KOLAKA, TRIASPOLITIKA.ID – Personel Polres Kolaka mengamankan seorang pria yang mengenakan pakaian dan atribut menyerupai seragam dinas Kepolisian Negara Republik Indonesia (Polri) di wilayah Kabupaten Kolaka, Sulawesi Tenggara, Selasa (16/6/2026).

Kasubsi Penmas Humas Polres Kolaka, Aiptu Riswandi, mengatakan pengamanan tersebut dilakukan setelah pihak kepolisian menerima laporan dari masyarakat terkait keberadaan seorang laki-laki yang menggunakan atribut menyerupai anggota Polri.

“Informasi tersebut diterima oleh Piket Sentra Pelayanan Kepolisian Terpadu (SPKT) Polres Kolaka. Menindaklanjuti laporan itu, personel langsung melakukan pengecekan di lapangan dan mengamankan yang bersangkutan untuk dilakukan pendataan serta klarifikasi,” kata Riswandi.

Dari hasil pemeriksaan, pria tersebut diketahui bernama Awaludin (30), warga Kota Kendari, Sulawesi Tenggara. Kepada petugas, Awaludin mengaku bekerja sebagai petugas keamanan (security) yang bertugas mengamankan area parkir di sekitar Cafe Suyo dan Cafe Adelia di Kabupaten Kolaka.

Saat diamankan, Awaludin mengenakan sejumlah perlengkapan yang menyerupai atribut resmi Polri. Di antaranya baju berwarna cokelat menyerupai pakaian dinas harian (PDH) Polri, tanda pangkat, badge fungsi, badge Polda Sulawesi Tenggara, rompi bertuliskan “LANTAS”, sepatu PDL, ikat pinggang PDH, serta sebuah borgol.

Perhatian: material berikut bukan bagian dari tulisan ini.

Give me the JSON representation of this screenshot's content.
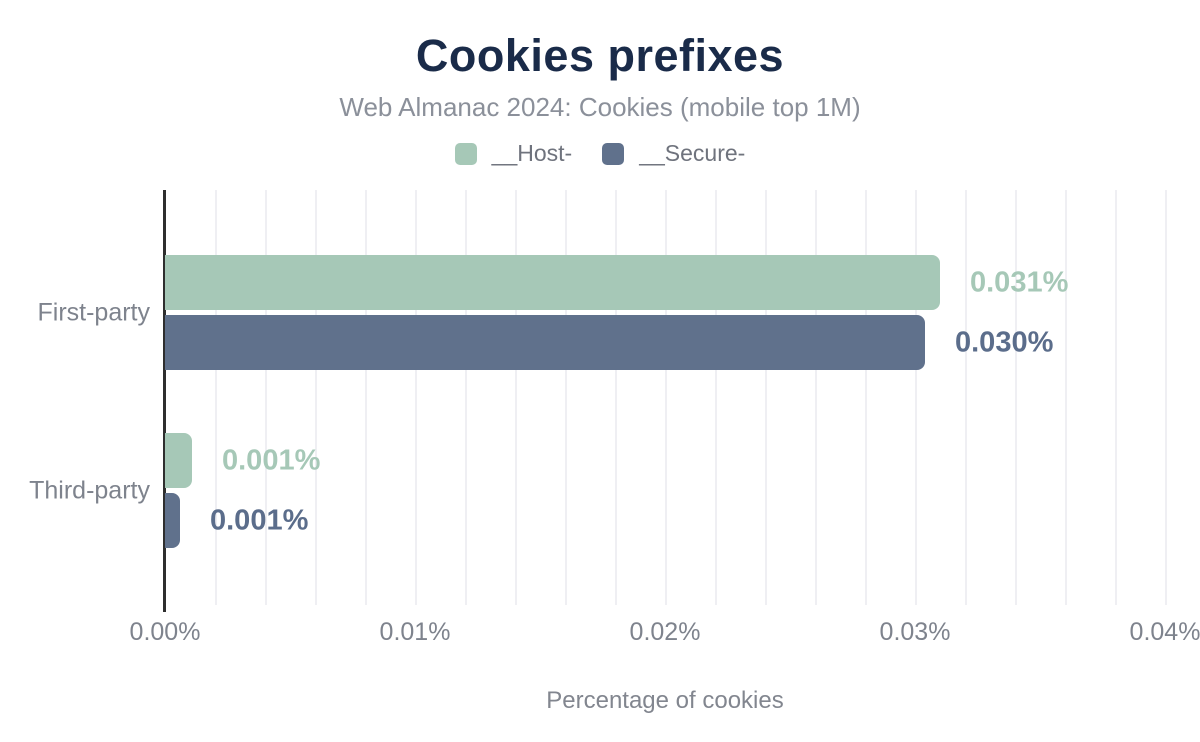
{
  "chart_data": {
    "type": "bar",
    "orientation": "horizontal",
    "title": "Cookies prefixes",
    "subtitle": "Web Almanac 2024: Cookies (mobile top 1M)",
    "categories": [
      "First-party",
      "Third-party"
    ],
    "series": [
      {
        "name": "__Host-",
        "color": "#a6c8b7",
        "label_color": "#a6c8b7",
        "values": [
          0.031,
          0.001
        ],
        "value_labels": [
          "0.031%",
          "0.001%"
        ],
        "bar_length_pct_of_axis": [
          77.5,
          2.7
        ]
      },
      {
        "name": "__Secure-",
        "color": "#60718c",
        "label_color": "#5b6d8b",
        "values": [
          0.03,
          0.001
        ],
        "value_labels": [
          "0.030%",
          "0.001%"
        ],
        "bar_length_pct_of_axis": [
          76.0,
          1.5
        ]
      }
    ],
    "xlabel": "Percentage of cookies",
    "xlim": [
      0,
      0.04
    ],
    "x_ticks": [
      "0.00%",
      "0.01%",
      "0.02%",
      "0.03%",
      "0.04%"
    ],
    "grid_minor_step": 0.002,
    "grid": "vertical-minor-only",
    "legend_position": "top-center"
  },
  "colors": {
    "title": "#1a2b49",
    "subtitle": "#8b909a",
    "legend_text": "#6f737d",
    "axis_text": "#7e838d",
    "axis_line": "#2e2e2e",
    "gridline": "#efeff3",
    "background": "#ffffff"
  }
}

Dalam pemeriksaan awal, Awaludin mengakui bahwa dirinya bukan anggota Polri. Ia menjelaskan sebagian atribut tersebut diperoleh dari pemberian rekan, ditemukan, maupun dibeli secara terpisah. Sementara tulisan “LANTAS” pada rompi dibuat sendiri melalui jasa percetakan.

“Yang bersangkutan mengakui bukan anggota Polri. Beberapa perlengkapan diperoleh dari berbagai sumber, sedangkan tulisan ‘LANTAS’ pada rompi dibuat sendiri,” ujar Riswandi.

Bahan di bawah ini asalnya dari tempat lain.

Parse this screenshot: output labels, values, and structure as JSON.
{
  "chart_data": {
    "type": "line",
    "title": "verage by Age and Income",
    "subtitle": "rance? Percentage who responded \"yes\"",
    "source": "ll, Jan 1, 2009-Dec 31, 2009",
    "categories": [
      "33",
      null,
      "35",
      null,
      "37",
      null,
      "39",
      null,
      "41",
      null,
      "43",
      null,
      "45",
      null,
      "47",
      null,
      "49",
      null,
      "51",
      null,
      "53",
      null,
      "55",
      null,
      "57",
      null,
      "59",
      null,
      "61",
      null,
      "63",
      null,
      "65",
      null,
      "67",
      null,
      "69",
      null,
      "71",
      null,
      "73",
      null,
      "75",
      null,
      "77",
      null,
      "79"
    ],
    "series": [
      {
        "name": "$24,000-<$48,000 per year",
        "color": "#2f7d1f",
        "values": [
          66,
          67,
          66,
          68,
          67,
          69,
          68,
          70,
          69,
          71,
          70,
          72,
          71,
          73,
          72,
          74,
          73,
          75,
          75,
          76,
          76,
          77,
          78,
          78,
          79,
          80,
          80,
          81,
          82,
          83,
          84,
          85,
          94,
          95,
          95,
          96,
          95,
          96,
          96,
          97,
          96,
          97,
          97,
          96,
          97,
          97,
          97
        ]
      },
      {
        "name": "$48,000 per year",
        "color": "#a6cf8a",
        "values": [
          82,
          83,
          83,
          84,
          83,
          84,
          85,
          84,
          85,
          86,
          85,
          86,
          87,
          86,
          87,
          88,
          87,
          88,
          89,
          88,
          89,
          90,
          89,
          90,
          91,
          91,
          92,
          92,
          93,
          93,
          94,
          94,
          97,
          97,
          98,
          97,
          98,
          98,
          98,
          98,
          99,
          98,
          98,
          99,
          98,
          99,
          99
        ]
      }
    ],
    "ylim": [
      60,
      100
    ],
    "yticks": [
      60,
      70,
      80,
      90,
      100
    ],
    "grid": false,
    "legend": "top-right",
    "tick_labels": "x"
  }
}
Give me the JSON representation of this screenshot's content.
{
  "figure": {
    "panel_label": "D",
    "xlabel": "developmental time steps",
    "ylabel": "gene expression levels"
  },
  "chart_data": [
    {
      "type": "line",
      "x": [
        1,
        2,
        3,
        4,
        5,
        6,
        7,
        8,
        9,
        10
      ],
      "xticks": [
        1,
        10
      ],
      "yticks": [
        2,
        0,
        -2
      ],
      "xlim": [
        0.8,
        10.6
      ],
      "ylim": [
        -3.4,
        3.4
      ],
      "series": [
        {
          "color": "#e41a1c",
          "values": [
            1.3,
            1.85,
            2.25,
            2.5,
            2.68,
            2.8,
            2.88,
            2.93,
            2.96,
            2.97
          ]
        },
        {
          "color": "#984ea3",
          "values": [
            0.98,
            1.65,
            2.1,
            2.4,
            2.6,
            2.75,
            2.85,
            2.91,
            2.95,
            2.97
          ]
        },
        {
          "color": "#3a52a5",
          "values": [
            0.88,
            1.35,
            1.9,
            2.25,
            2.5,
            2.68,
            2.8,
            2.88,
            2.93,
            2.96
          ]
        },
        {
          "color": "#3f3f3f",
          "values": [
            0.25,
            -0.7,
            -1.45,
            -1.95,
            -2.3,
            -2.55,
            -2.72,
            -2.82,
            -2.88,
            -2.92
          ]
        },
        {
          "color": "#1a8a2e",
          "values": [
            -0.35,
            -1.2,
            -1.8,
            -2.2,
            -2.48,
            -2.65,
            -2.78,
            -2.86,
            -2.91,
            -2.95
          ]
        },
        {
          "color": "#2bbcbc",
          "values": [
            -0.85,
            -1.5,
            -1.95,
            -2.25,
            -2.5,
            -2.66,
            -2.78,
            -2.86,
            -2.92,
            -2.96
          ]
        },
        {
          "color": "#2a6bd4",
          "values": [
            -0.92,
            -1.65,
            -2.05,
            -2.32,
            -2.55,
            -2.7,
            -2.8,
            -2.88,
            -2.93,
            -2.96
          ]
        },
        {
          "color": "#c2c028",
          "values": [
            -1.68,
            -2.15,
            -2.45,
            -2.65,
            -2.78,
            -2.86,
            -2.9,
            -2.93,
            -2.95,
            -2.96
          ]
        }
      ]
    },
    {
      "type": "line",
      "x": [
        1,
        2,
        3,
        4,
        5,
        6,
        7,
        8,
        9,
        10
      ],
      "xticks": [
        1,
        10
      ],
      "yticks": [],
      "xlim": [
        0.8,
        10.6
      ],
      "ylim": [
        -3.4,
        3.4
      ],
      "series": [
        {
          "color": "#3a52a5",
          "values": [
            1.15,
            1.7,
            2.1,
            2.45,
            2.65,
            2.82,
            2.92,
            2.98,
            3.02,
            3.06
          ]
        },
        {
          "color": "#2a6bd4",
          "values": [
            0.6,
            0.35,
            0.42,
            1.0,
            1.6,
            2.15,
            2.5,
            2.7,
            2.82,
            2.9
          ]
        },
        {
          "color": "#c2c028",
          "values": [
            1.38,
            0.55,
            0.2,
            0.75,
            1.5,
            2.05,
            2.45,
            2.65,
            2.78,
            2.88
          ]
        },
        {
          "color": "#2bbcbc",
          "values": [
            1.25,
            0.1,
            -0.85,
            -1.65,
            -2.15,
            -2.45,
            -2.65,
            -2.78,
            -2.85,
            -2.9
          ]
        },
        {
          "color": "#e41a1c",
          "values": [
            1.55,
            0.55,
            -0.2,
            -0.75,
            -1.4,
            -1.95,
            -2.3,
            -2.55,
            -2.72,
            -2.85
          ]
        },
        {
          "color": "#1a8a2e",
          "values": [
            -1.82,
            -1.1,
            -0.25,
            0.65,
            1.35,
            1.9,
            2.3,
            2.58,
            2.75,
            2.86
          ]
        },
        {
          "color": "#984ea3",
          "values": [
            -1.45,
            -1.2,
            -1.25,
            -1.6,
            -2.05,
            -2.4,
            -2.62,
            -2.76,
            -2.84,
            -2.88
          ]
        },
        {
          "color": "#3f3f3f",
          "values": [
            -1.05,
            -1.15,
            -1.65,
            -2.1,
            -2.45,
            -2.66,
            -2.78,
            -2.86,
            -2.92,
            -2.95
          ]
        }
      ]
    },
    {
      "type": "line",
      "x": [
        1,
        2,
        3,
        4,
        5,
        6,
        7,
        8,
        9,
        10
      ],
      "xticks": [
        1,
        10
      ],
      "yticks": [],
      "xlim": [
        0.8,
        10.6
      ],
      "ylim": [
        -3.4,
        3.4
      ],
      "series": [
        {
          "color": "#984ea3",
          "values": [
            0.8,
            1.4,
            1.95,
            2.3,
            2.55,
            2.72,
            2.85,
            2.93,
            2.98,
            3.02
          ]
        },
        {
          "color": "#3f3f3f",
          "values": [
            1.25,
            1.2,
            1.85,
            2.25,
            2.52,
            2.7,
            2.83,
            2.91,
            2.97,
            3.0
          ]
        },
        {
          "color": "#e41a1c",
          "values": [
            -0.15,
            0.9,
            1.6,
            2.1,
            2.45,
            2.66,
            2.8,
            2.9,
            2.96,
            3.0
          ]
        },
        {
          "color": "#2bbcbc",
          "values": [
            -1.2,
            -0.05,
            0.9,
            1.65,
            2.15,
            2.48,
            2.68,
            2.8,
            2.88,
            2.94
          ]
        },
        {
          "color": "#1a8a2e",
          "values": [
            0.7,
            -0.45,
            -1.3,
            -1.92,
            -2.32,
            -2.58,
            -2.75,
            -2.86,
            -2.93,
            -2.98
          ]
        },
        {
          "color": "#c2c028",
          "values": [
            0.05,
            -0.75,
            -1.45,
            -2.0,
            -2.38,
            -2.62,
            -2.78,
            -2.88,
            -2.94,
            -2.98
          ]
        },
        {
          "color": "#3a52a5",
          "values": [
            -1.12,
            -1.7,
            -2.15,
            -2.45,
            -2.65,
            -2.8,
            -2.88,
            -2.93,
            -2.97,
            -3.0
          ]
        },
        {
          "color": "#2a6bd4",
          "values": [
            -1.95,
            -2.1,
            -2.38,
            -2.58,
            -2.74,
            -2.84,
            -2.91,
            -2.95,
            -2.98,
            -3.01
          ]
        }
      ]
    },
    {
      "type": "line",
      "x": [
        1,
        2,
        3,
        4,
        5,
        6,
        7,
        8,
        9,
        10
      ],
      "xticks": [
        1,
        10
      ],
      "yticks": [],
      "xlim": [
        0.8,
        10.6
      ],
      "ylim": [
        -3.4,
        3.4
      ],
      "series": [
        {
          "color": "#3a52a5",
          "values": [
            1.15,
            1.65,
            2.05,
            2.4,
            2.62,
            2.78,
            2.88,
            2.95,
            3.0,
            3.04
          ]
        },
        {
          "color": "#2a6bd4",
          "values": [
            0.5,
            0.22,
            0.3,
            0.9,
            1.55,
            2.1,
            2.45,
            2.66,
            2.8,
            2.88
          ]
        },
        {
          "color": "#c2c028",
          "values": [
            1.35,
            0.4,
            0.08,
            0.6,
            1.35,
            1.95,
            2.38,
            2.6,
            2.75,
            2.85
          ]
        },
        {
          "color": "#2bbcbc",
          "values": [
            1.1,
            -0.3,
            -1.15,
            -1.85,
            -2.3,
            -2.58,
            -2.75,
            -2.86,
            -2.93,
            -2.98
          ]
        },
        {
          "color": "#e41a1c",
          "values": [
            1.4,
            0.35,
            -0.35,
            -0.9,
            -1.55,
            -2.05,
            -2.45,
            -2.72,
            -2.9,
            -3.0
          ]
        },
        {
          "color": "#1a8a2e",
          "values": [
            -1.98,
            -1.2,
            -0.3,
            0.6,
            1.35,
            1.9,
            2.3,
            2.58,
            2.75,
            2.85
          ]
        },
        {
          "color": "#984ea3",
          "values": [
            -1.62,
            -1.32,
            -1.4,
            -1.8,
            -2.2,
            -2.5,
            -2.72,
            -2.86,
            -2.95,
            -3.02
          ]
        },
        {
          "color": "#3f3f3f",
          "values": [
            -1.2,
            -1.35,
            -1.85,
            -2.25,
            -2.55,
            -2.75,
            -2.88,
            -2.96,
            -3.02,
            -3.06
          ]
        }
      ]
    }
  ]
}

Untuk mencegah potensi penyalahgunaan, Seksi Profesi dan Pengamanan (Propam) Polres Kolaka telah mengamankan seluruh pakaian dan atribut yang digunakan Awaludin.

Menurut Riswandi, selain dilakukan pemeriksaan dan pendataan, pihak kepolisian juga memberikan pembinaan kepada yang bersangkutan terkait larangan penggunaan atribut yang menyerupai perlengkapan dinas Polri.

“Yang bersangkutan sudah kami lakukan pemeriksaan dan diberikan pemahaman bahwa penggunaan pakaian dinas, atribut, serta perlengkapan yang menyerupai milik Polri hanya diperuntukkan bagi anggota yang berhak,” katanya.

Ia menambahkan, Propam Polres Kolaka juga memberikan pembinaan dan imbauan agar kejadian serupa tidak terulang di kemudian hari.

Polres Kolaka mengimbau masyarakat untuk tidak menggunakan atribut atau perlengkapan yang menyerupai seragam Polri tanpa kewenangan yang sah. Masyarakat juga diminta segera melaporkan kepada pihak kepolisian apabila menemukan dugaan penyalahgunaan atribut kepolisian di lingkungan sekitar.